Helps women build muscle even after menopause and demonstrates vitamin effectiveness in reducing degeneration and risk of falls. Vitamin D supplementation can significantly increase muscle strength and reduce the loss of body muscle mass in women as late as 12+ years after menopause.
Vitamin D deficiency is a common problem in postmenopausal women worldwide, creating muscle weakness and a greater tendency for falling. Women not receiving this vitamin supplements are nearly two times as likely to fall.
The supplementation of this vitamin provides significant protection against the occurrence of sarcopenia, which is a degenerative loss of skeletal muscle.
Improved cholesterol profiles
Because this vitamin is involved in regulating the levels of minerals such as phosphorous and calcium. It is used for conditions caused by low levels of phosphorous and low levels of calcium.
Calcium and vitamin D supplements after menopause can improve women’s cholesterol profiles.
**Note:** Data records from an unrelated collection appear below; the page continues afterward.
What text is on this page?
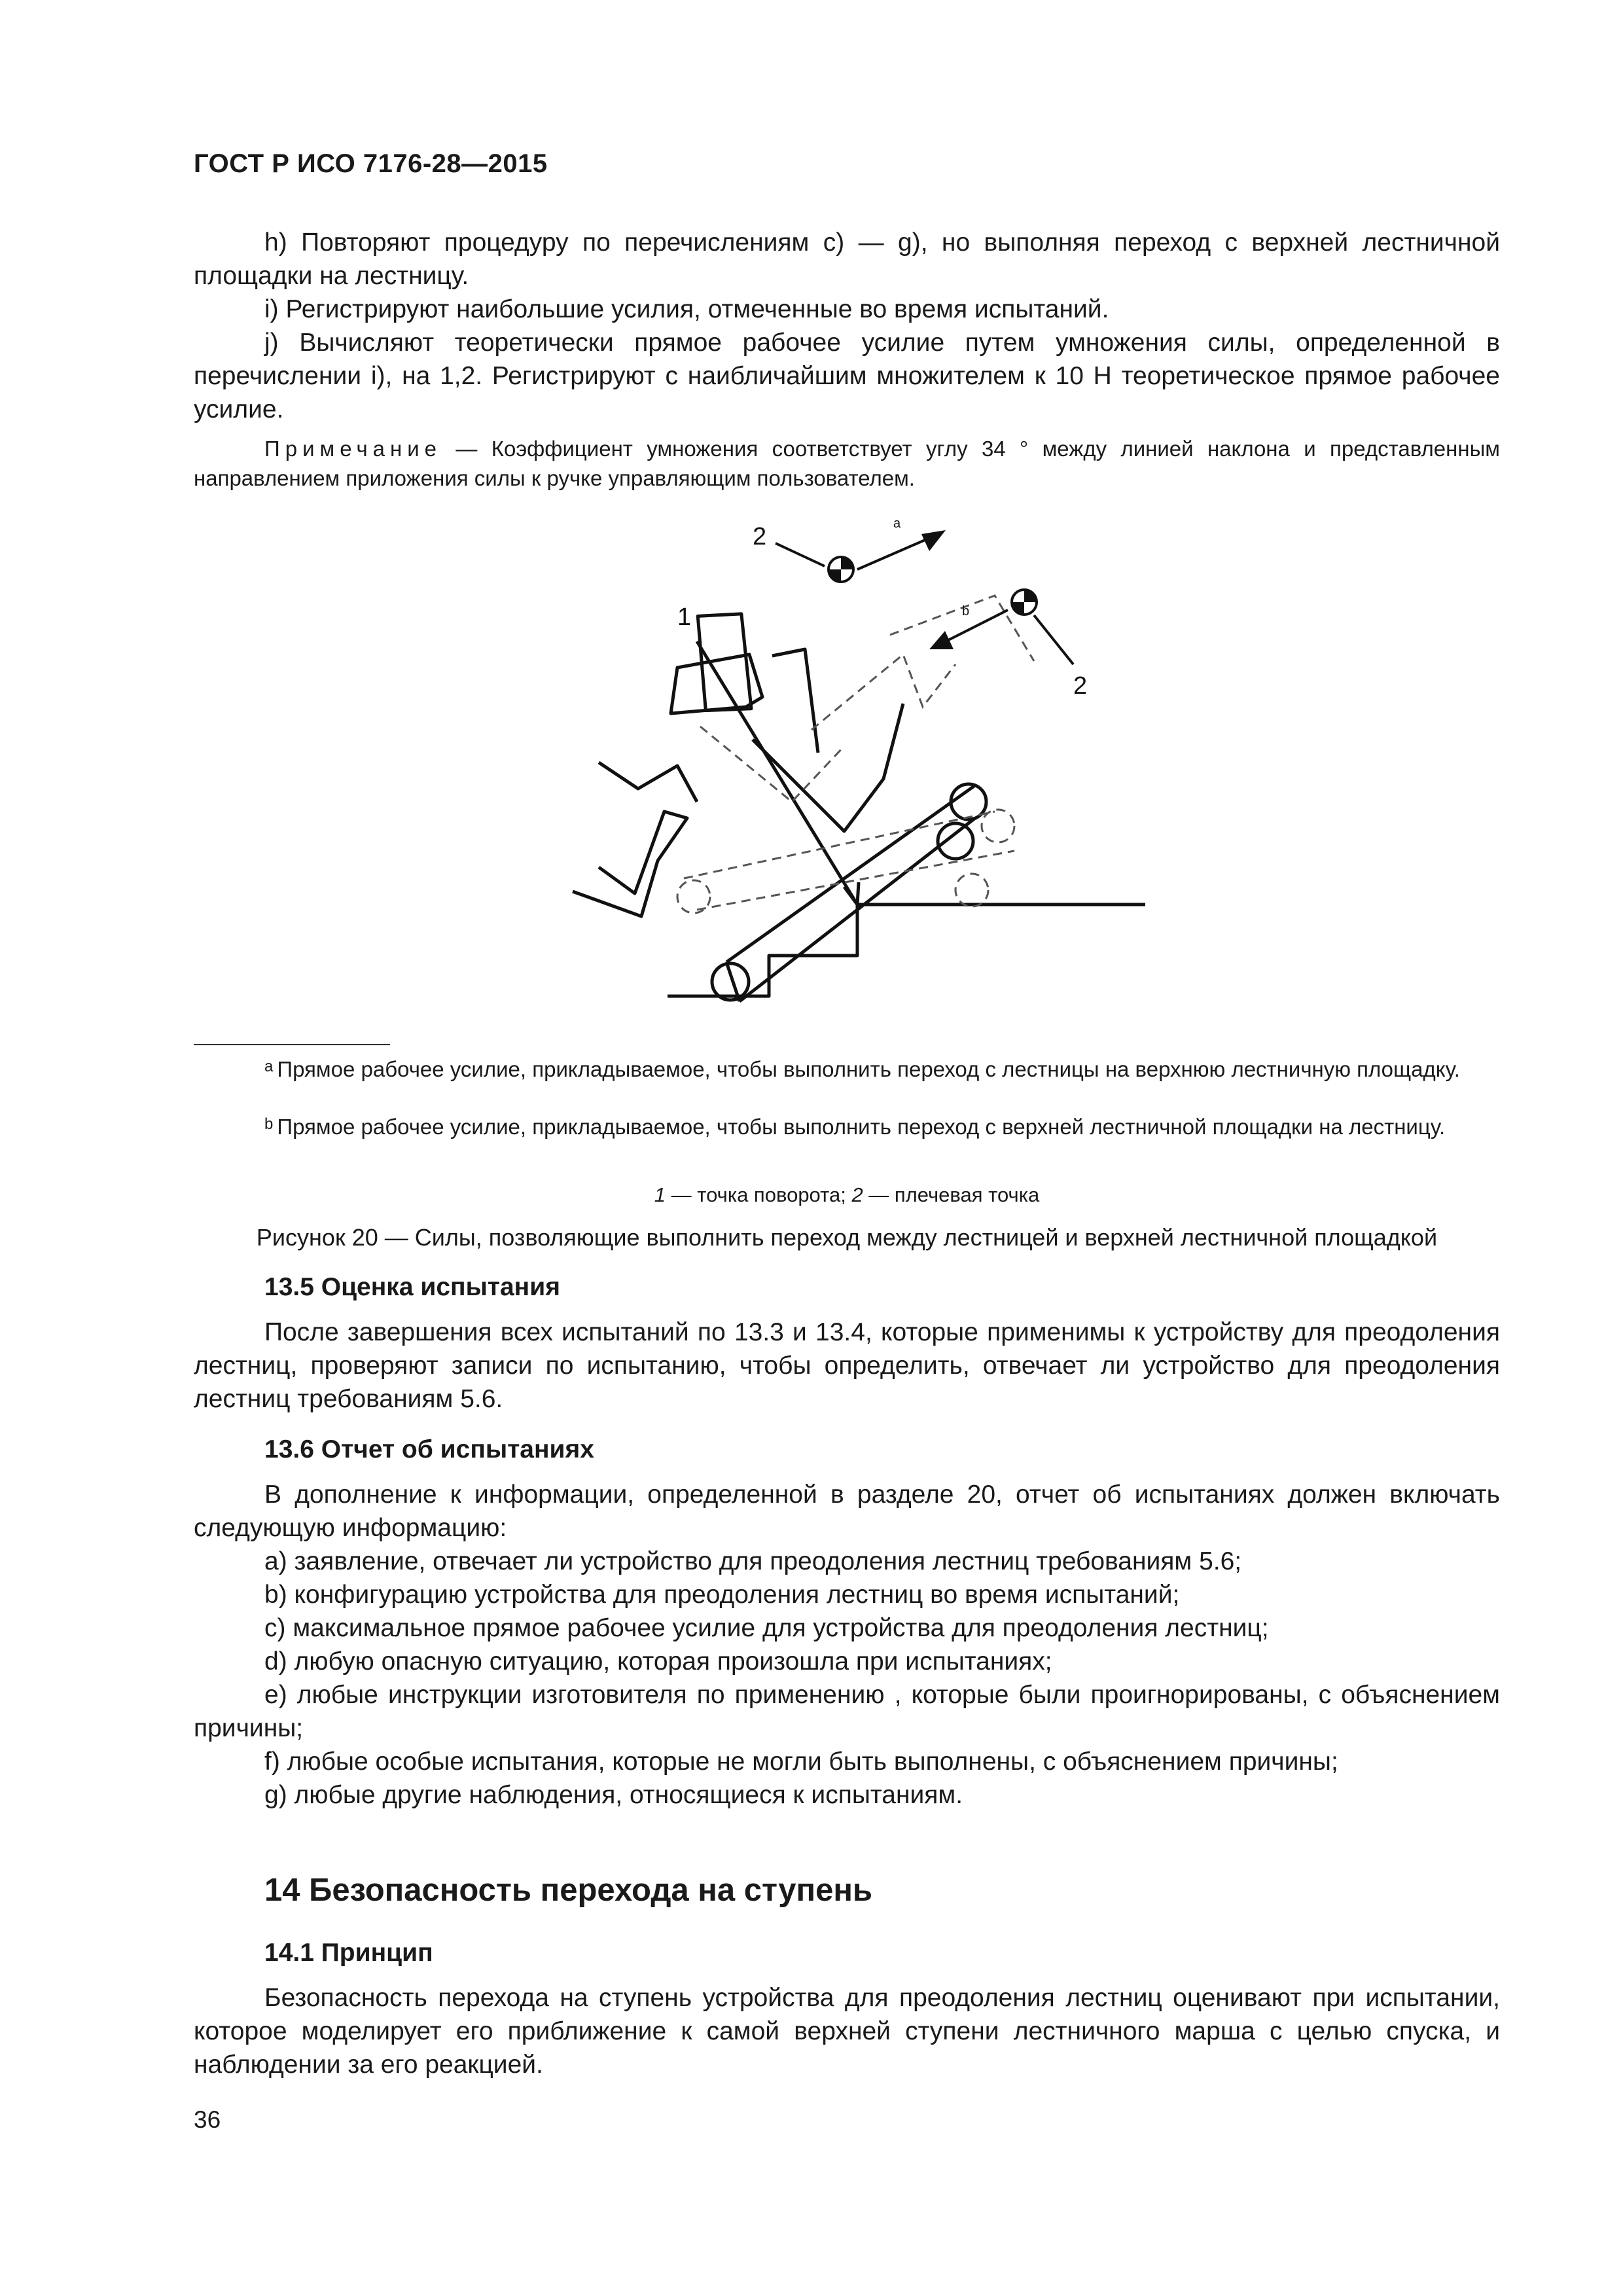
ГОСТ Р ИСО 7176-28—2015

h) Повторяют процедуру по перечислениям c) — g), но выполняя переход с верхней лестничной площадки на лестницу.

i) Регистрируют наибольшие усилия, отмеченные во время испытаний.

j) Вычисляют теоретически прямое рабочее усилие путем умножения силы, определенной в перечислении i), на 1,2. Регистрируют с наибличайшим множителем к 10 Н теоретическое прямое рабочее усилие.

Примечание — Коэффициент умножения соответствует углу 34 ° между линией наклона и представленным направлением приложения силы к ручке управляющим пользователем.
2
2
1
a
b
$^a$ Прямое рабочее усилие, прикладываемое, чтобы выполнить переход с лестницы на верхнюю лестничную площадку.
$^b$ Прямое рабочее усилие, прикладываемое, чтобы выполнить переход с верхней лестничной площадки на лестницу.
1 — точка поворота; 2 — плечевая точка
Рисунок 20 — Силы, позволяющие выполнить переход между лестницей и верхней лестничной площадкой
13.5 Оценка испытания

После завершения всех испытаний по 13.3 и 13.4, которые применимы к устройству для преодоления лестниц, проверяют записи по испытанию, чтобы определить, отвечает ли устройство для преодоления лестниц требованиям 5.6.

13.6 Отчет об испытаниях

В дополнение к информации, определенной в разделе 20, отчет об испытаниях должен включать следующую информацию:

a) заявление, отвечает ли устройство для преодоления лестниц требованиям 5.6;

b) конфигурацию устройства для преодоления лестниц во время испытаний;

c) максимальное прямое рабочее усилие для устройства для преодоления лестниц;

d) любую опасную ситуацию, которая произошла при испытаниях;

e) любые инструкции изготовителя по применению , которые были проигнорированы, с объяснением причины;

f) любые особые испытания, которые не могли быть выполнены, с объяснением причины;

g) любые другие наблюдения, относящиеся к испытаниям.

14 Безопасность перехода на ступень
14.1 Принцип

Безопасность перехода на ступень устройства для преодоления лестниц оценивают при испытании, которое моделирует его приближение к самой верхней ступени лестничного марша с целью спуска, и наблюдении за его реакцией.

36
And much of that effect is tied to raising this vitamin levels.
Among supplement users, those with higher blood levels of vitamin D had higher levels of high-density lipoprotein (HDL — the “good” cholesterol) and lower levels of triglycerides. Although for triglycerides to be lower, blood levels of this vitamin have to reach a threshold of about 15 ng/mL.
Taking the calcium and this vitamin supplements is especially helpful in raising the vitamin levels in women who are older, women who have a low intake, and women who have levels first measured in the winter.
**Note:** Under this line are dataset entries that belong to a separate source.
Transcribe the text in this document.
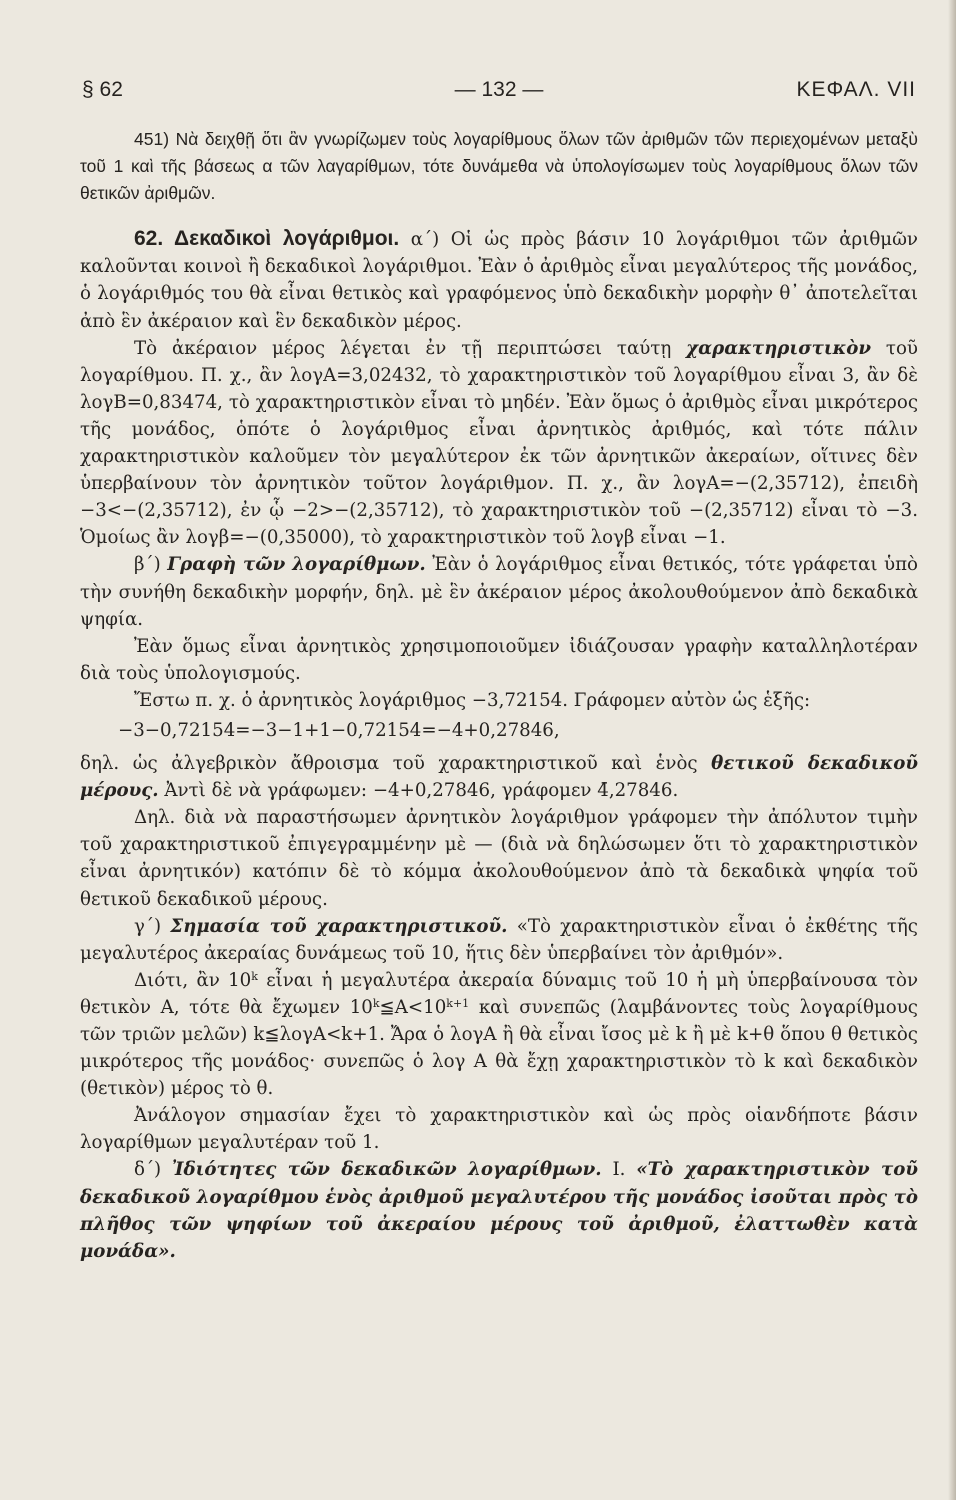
§ 62	— 132 —	ΚΕΦΑΛ. VII

451) Νὰ δειχθῇ ὅτι ἂν γνωρίζωμεν τοὺς λογαρίθμους ὅλων τῶν ἀριθμῶν τῶν περιεχομένων μεταξὺ τοῦ 1 καὶ τῆς βάσεως α τῶν λαγαρίθμων, τότε δυνάμεθα νὰ ὑπολογίσωμεν τοὺς λογαρίθμους ὅλων τῶν θετικῶν ἀριθμῶν.

62. Δεκαδικοὶ λογάριθμοι. α΄) Οἱ ὡς πρὸς βάσιν 10 λογάριθμοι τῶν ἀριθμῶν καλοῦνται κοινοὶ ἢ δεκαδικοὶ λογάριθμοι. Ἐὰν ὁ ἀριθμὸς εἶναι μεγαλύτερος τῆς μονάδος, ὁ λογάριθμός του θὰ εἶναι θετικὸς καὶ γραφόμενος ὑπὸ δεκαδικὴν μορφὴν θ᾽ ἀποτελεῖται ἀπὸ ἓν ἀκέραιον καὶ ἓν δεκαδικὸν μέρος.

Τὸ ἀκέραιον μέρος λέγεται ἐν τῇ περιπτώσει ταύτῃ χαρακτηριστικὸν τοῦ λογαρίθμου. Π. χ., ἂν λογΑ=3,02432, τὸ χαρακτηριστικὸν τοῦ λογαρίθμου εἶναι 3, ἂν δὲ λογΒ=0,83474, τὸ χαρακτηριστικὸν εἶναι τὸ μηδέν. Ἐὰν ὅμως ὁ ἀριθμὸς εἶναι μικρότερος τῆς μονάδος, ὁπότε ὁ λογάριθμος εἶναι ἀρνητικὸς ἀριθμός, καὶ τότε πάλιν χαρακτηριστικὸν καλοῦμεν τὸν μεγαλύτερον ἐκ τῶν ἀρνητικῶν ἀκεραίων, οἵτινες δὲν ὑπερβαίνουν τὸν ἀρνητικὸν τοῦτον λογάριθμον. Π. χ., ἂν λογΑ=−(2,35712), ἐπειδὴ −3<−(2,35712), ἐν ᾧ −2>−(2,35712), τὸ χαρακτηριστικὸν τοῦ −(2,35712) εἶναι τὸ −3. Ὁμοίως ἂν λογβ=−(0,35000), τὸ χαρακτηριστικὸν τοῦ λογβ εἶναι −1.

β΄) Γραφὴ τῶν λογαρίθμων. Ἐὰν ὁ λογάριθμος εἶναι θετικός, τότε γράφεται ὑπὸ τὴν συνήθη δεκαδικὴν μορφήν, δηλ. μὲ ἓν ἀκέραιον μέρος ἀκολουθούμενον ἀπὸ δεκαδικὰ ψηφία.

Ἐὰν ὅμως εἶναι ἀρνητικὸς χρησιμοποιοῦμεν ἰδιάζουσαν γραφὴν καταλληλοτέραν διὰ τοὺς ὑπολογισμούς.

Ἔστω π. χ. ὁ ἀρνητικὸς λογάριθμος −3,72154. Γράφομεν αὐτὸν ὡς ἑξῆς:

−3−0,72154=−3−1+1−0,72154=−4+0,27846,

δηλ. ὡς ἀλγεβρικὸν ἄθροισμα τοῦ χαρακτηριστικοῦ καὶ ἑνὸς θετικοῦ δεκαδικοῦ μέρους. Ἀντὶ δὲ νὰ γράφωμεν: −4+0,27846, γράφομεν 4̄,27846.

Δηλ. διὰ νὰ παραστήσωμεν ἀρνητικὸν λογάριθμον γράφομεν τὴν ἀπόλυτον τιμὴν τοῦ χαρακτηριστικοῦ ἐπιγεγραμμένην μὲ — (διὰ νὰ δηλώσωμεν ὅτι τὸ χαρακτηριστικὸν εἶναι ἀρνητικόν) κατόπιν δὲ τὸ κόμμα ἀκολουθούμενον ἀπὸ τὰ δεκαδικὰ ψηφία τοῦ θετικοῦ δεκαδικοῦ μέρους.

γ΄) Σημασία τοῦ χαρακτηριστικοῦ. «Τὸ χαρακτηριστικὸν εἶναι ὁ ἐκθέτης τῆς μεγαλυτέρος ἀκεραίας δυνάμεως τοῦ 10, ἥτις δὲν ὑπερβαίνει τὸν ἀριθμόν».

Διότι, ἂν 10$^k$ εἶναι ἡ μεγαλυτέρα ἀκεραία δύναμις τοῦ 10 ἡ μὴ ὑπερβαίνουσα τὸν θετικὸν Α, τότε θὰ ἔχωμεν $10^k≦A<10^{k+1}$ καὶ συνεπῶς (λαμβάνοντες τοὺς λογαρίθμους τῶν τριῶν μελῶν) k≦λογΑ<k+1. Ἄρα ὁ λογΑ ἢ θὰ εἶναι ἴσος μὲ k ἢ μὲ k+θ ὅπου θ θετικὸς μικρότερος τῆς μονάδος· συνεπῶς ὁ λογ Α θὰ ἔχῃ χαρακτηριστικὸν τὸ k καὶ δεκαδικὸν (θετικὸν) μέρος τὸ θ.

Ἀνάλογον σημασίαν ἔχει τὸ χαρακτηριστικὸν καὶ ὡς πρὸς οἱανδήποτε βάσιν λογαρίθμων μεγαλυτέραν τοῦ 1.

δ΄) Ἰδιότητες τῶν δεκαδικῶν λογαρίθμων. Ι. «Τὸ χαρακτηριστικὸν τοῦ δεκαδικοῦ λογαρίθμου ἑνὸς ἀριθμοῦ μεγαλυτέρου τῆς μονάδος ἰσοῦται πρὸς τὸ πλῆθος τῶν ψηφίων τοῦ ἀκεραίου μέρους τοῦ ἀριθμοῦ, ἐλαττωθὲν κατὰ μονάδα».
But lifestyle also makes a difference. The supplements also do more to raise vitamin D levels in women who do not smoke and who drinks less alcohol.
Whether these positive effects of supplemental calcium and vitamin D on cholesterol will translate into benefits. Benefits such as lower rates of cardiovascular disease for women after menopause remains to be seen. But these results, are a good reminder that women at higher risk for vitamin D deficiency should consider taking calcium and this vitamin.
Helps Hormones and Bones
The supplements and hormones have a synergistic effect. Women using both, calcium and vitamin D, have much greater protection against hip fractures than with either single one alone. Taking supplements alone isn’t significantly better than taking no supplements and no hormones.
The benefit of hormone therapy is strong in women who had a total calcium intake (supplements plus diet) greater than 1,200 mg/day. Similarly, the benefit is strong in women who had higher intakes of this vitamin.
Women taking postmenopausal hormone therapy should also take supplemental calcium and vitamin D. Although it isn’t specified how much. They noted that the benefits seem to increase with increasing total intake of calcium and D vitamin. The dose will depend on keeping side effects, such as constipation from too much calcium, to a minimum.
Exposure To Sunlight
Sun exposure is an easy, reliable way for most people to get vitamin D. Exposure of the hands, face, arms, and legs to sunlight two to three times a week for about one-fourth of the time it would take to develop a mild sunburn will cause the skin to produce enough of this vitamin. The necessary exposure time varies with age, skin type, season, time of day.
It’s amazing how quickly adequate levels of this vitamin can be restored by sunlight. Just 6 days of casual sunlight exposure without sunscreen can make up for 49 days of no sunlight exposure. Body fat acts like a kind of storage battery for this vitamin. During periods of sunlight, vitamin D is stored in fatty fat and then released when sunlight is gone.
This should inspire even more women to be conscientious about their calcium and vitamin D intake. A simple and safe way to improve health. One action can lead to multiple benefits!